Russian retail chain ‘DNS’ (Digital Network System) disclosed yesterday that they suffered a data breach that exposed the personal information of customers and employees.
DNS is Russia’s second-largest computer and home appliance store chain, with 2,000 branches and 35,000 employees.
According to the scant details provided in the announcement, a group of hackers residing outside the Russian Federation exploited a security gap in the company’s IT systems and accessed customer and employee details.
“We have already found gaps in the protection of our information infrastructure and are working to strengthen information security in the company,” says the DNS announcement.
While the firm has not provided details on what information was compromised, it clarified that the hackers didn’t steal user passwords and payment card data, as that data isn’t stored on their systems.
DNS data leaked on hacker forum
DNS’ disclosure of a security breach comes hours after a threat actor began leaking the company’s data on a hacking forum, allegedly stolen by a hacking group known as ‘NLB Team.’
The data was allegedly stolen on September 19 and contains full names, usernames, email addresses, and phone numbers of DNS customers and employees for 16 million people.
According to SimilarWeb data, DNS-shop.ru receives approximately 81.3 million visits per month, being in the top 30 most visited sites in the country, so the alleged number of impacted individuals seems plausible.
Neither the volume of the stolen data nor the type of the information has been officially confirmed.
It is worth noting that the same person leaking DNS’ data had previously offered databases belonging to other Russian organizations, “Cherlock.ru,” a legal information portal, and “CDEK.market,” a consumer goods e-commerce platform.
Russian sites facing “insider” threats
The attack against DNS is allegedly the work of pro-Ukrainian hackers, but new reports have surfaced over the weekend that put a new threat in the frame for Russian sites.

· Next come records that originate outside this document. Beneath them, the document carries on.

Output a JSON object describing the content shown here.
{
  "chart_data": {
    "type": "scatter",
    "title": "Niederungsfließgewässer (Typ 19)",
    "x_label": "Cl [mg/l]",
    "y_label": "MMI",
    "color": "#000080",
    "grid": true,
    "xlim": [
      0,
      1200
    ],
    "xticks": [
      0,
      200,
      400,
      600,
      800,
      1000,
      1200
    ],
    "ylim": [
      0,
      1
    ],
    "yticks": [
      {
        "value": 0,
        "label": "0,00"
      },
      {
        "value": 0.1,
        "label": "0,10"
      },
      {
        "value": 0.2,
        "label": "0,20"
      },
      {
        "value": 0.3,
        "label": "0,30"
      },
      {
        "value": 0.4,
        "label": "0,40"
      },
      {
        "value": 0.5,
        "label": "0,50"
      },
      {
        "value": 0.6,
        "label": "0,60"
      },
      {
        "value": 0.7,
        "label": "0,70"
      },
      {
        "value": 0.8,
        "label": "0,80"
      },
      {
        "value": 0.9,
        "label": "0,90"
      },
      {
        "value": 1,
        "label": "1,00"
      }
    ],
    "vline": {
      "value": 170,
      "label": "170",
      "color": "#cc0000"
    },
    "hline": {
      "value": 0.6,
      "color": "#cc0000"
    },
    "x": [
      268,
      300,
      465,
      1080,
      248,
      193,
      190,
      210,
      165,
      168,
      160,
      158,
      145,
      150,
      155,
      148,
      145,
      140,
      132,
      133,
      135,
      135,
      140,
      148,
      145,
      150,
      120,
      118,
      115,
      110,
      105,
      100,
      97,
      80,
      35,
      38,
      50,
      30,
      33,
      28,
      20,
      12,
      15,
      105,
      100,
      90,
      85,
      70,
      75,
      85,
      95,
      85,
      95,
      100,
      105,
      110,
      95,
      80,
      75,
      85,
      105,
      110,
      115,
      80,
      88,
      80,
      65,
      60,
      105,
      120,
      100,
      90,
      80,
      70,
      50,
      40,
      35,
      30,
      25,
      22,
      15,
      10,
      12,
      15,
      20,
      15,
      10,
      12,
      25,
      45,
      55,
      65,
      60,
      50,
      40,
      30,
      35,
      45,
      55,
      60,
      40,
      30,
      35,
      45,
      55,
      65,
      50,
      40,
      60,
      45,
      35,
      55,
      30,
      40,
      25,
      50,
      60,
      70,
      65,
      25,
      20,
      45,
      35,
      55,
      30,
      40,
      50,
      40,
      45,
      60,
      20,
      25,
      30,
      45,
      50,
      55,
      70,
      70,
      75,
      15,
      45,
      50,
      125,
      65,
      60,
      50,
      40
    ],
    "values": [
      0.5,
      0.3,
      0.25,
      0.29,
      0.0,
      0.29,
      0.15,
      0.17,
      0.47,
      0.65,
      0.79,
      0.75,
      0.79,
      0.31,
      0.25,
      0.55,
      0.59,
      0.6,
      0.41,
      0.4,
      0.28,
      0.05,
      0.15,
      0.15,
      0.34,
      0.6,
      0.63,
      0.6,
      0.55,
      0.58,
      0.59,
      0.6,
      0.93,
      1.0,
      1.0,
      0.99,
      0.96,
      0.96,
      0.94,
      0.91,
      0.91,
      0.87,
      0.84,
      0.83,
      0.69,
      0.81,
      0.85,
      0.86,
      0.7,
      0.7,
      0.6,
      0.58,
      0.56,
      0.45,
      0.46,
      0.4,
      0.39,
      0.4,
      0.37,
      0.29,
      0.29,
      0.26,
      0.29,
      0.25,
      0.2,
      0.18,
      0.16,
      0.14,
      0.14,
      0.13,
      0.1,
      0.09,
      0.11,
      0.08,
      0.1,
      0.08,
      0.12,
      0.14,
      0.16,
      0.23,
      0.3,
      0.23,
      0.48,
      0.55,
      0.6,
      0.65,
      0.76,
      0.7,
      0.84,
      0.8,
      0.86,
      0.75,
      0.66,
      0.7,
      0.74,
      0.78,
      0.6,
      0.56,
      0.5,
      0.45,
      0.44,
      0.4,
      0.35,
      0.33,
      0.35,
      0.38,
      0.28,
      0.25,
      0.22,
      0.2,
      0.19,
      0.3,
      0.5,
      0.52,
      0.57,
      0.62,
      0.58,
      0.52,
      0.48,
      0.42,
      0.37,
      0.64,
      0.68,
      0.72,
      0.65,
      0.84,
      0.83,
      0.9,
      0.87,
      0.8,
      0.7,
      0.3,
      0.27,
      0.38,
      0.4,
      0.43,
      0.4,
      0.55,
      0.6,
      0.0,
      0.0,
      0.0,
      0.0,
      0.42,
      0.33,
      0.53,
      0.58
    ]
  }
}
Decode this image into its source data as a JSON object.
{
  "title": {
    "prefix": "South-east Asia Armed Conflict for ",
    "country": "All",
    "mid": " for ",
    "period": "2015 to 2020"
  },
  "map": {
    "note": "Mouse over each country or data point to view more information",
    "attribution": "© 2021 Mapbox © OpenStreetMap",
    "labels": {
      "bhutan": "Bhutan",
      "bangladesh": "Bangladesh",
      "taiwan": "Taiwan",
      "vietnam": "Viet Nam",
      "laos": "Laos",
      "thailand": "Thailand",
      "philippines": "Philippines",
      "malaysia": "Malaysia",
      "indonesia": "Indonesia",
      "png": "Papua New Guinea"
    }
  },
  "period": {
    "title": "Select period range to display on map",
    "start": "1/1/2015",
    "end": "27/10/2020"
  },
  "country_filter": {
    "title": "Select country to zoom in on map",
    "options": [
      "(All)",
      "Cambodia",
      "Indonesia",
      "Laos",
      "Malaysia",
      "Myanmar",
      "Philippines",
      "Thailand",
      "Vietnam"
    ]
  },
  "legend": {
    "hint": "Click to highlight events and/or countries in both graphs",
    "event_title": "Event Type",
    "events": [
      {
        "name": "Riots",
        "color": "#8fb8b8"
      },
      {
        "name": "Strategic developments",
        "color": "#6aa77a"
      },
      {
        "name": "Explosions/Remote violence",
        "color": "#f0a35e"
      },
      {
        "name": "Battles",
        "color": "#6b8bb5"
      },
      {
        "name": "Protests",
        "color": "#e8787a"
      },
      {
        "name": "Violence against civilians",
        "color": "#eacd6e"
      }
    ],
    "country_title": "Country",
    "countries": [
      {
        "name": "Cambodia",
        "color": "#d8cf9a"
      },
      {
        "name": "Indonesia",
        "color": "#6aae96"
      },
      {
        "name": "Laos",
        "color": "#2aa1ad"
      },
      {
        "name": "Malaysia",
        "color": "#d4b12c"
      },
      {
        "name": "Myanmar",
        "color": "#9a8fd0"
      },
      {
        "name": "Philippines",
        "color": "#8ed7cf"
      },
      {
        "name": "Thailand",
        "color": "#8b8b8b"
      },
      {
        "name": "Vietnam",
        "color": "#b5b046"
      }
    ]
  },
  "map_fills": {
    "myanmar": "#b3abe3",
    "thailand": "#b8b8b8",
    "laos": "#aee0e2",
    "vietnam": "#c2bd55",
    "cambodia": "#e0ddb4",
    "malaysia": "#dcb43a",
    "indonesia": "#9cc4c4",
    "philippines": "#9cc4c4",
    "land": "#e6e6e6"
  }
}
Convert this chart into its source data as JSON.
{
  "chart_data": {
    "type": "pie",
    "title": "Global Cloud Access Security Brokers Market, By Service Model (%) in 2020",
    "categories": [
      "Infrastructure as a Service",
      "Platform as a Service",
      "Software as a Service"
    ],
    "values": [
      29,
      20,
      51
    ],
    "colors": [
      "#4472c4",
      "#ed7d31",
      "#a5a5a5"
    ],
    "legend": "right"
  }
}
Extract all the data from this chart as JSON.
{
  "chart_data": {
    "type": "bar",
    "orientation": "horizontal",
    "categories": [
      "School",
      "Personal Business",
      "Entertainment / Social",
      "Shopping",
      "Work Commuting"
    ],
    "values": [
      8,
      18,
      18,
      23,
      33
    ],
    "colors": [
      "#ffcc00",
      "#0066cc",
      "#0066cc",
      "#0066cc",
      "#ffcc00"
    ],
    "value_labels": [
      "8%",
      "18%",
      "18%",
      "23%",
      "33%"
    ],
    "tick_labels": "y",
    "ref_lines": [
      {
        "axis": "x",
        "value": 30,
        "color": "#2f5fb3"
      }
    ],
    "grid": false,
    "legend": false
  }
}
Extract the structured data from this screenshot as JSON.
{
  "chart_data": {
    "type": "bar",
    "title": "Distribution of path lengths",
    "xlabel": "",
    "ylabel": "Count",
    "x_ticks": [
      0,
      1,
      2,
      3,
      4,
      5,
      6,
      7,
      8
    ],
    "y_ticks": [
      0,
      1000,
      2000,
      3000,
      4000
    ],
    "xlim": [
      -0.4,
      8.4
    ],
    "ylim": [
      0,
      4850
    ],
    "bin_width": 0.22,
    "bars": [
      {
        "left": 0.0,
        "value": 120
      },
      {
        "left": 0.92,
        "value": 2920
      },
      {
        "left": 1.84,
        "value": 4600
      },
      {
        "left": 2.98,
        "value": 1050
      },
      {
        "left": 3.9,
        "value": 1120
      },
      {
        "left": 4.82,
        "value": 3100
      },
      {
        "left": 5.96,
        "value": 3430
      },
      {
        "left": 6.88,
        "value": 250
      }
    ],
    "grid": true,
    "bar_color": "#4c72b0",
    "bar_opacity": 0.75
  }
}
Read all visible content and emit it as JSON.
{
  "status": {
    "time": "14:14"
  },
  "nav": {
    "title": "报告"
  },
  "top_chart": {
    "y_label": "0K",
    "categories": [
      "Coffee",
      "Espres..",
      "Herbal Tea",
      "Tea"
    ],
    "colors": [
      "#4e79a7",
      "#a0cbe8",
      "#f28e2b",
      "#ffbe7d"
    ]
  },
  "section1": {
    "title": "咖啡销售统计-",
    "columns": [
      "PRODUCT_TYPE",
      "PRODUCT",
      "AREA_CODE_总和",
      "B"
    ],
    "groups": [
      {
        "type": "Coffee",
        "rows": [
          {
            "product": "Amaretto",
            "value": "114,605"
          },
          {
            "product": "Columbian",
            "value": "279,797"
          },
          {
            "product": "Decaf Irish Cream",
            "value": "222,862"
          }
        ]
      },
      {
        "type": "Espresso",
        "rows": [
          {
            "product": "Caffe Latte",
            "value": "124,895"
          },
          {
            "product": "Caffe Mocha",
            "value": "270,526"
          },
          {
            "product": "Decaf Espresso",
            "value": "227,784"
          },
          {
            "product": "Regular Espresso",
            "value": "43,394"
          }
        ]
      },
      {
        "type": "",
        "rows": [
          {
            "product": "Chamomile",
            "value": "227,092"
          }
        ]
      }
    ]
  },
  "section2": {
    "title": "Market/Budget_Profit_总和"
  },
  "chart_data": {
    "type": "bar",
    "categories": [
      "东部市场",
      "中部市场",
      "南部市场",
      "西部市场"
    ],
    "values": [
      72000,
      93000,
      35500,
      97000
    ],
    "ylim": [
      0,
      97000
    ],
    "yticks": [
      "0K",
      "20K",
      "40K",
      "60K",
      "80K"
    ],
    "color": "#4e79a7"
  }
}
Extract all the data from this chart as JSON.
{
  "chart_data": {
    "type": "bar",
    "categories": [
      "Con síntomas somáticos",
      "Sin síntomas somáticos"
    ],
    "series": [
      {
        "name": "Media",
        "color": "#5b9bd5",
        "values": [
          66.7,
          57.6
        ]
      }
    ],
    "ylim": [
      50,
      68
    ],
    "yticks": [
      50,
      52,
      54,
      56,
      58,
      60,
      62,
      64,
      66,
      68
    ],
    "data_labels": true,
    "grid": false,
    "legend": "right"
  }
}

Kyiv Post reports that hackers affiliated with the so-called “National Republican Army” (NRA), an organization uniting dissidents seeking to overthrow Putin, are launching attacks against key Russian firms.
Their first high-profile victim is allegedly “Unisoftware,” a software development firm that works closely with the Russian government, the Central Bank, and the federal tax service.
Reportedly, the attack involved the deployment of a ransomware strain to cause damage, while the group also shared some screenshots with the publication as evidence of their access.